С утра 12 февраля настроение у Николая Федоровича было весьма скверное. И дело было совсем не в попытке прорыва немцев. Ее ликвидировали довольно быстро и успешно. Мучили дурные предчувствия. Не развеял их и звонок Жукова.
— Что у тебя, Николай Федорович?
— Противник, воспользовавшись пургой, неожиданно ударил по нашим войскам, потеснил их на два-три километра и даже занял Хилки. Но сейчас остановлен.
— А что у Хубе?
— Тоже теряет темп. Я думаю, точнее, уверен, что немцев мы не выпустим.
— Это хорошо, но утром я говорил по телефону с Верховным. Конев предлагает передать ему руководство по ликвидации корсунь-шевченковской группировки, а тебе поручить руководство внешним фронтом. Верховный вроде бы согласен удовлетворить его просьбу. Но вопрос пока окончательно не решен. Думаю, я убедил Верховного, что передача управления войсками 27-й армии 2-му Украинскому фронту только затянет ход операции...
Надежды Жукова и Ватутина не оправдались. В полдень пришла директива Ставки, утверждавшая предложение Конева. Прочитав директиву, Ватутин не выдержал, позвонил Жукову и, не скрывая обиды, сказал:
— Товарищ маршал, кому-кому, а вам-то известно, что я не смыкал глаз несколько суток подряд, напрягал все силы для осуществления Корсунь-Шевченковской операции. Почему же сейчас меня отстраняют и не дают довести эту операцию до конца? Я тоже патриот войск своего фронта и хочу, чтобы столица нашей Родины Москва отсалютовала бойцам 1-го Украинского фронта.
— Николай Федорович, это приказ Верховного, — ответил Жуков, — мы с тобой солдаты, будем безоговорочно выполнять приказ.
— Слушаюсь, приказ будет выполнен.
Ватутину приказывалось сосредоточить внимание на Ровно-Луцкой операции.
Здесь уместно сделать небольшое отступление и вернуться к отношениям Сталина с командующими фронтами.

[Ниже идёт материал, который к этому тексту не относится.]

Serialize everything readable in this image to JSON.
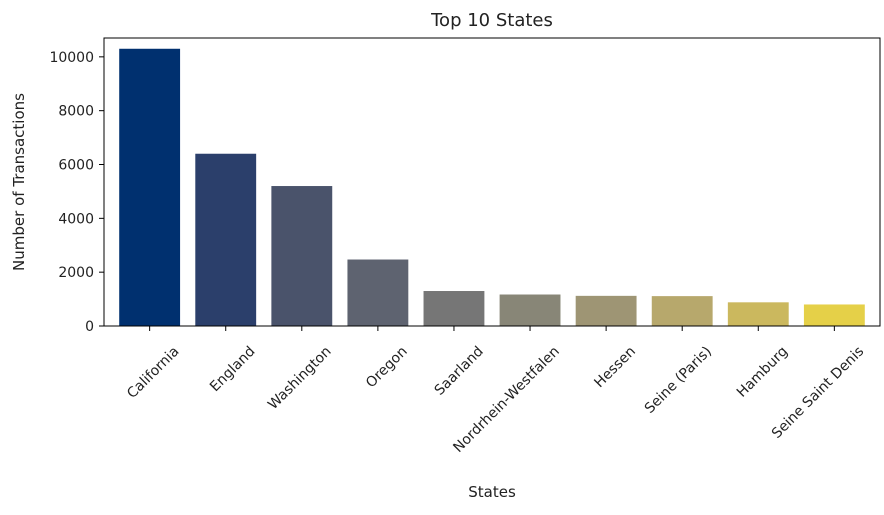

Жуков вспоминал: «Сталин интриговал между маршалами — командующими фронтами и своими заместителями, зачастую сталкивая их лбами, сея рознь, зависть и подталкивая к славе на нездоровой основе.
К сожалению, кое-кто из командующих, пренебрегая товарищеской дружбой, нарушая элементарную порядочность, преследуя карьеристские цели, использовал слабость Сталина, разжигая в нем нелояльность к тем, на кого он опирался в самые тяжелые годы войны.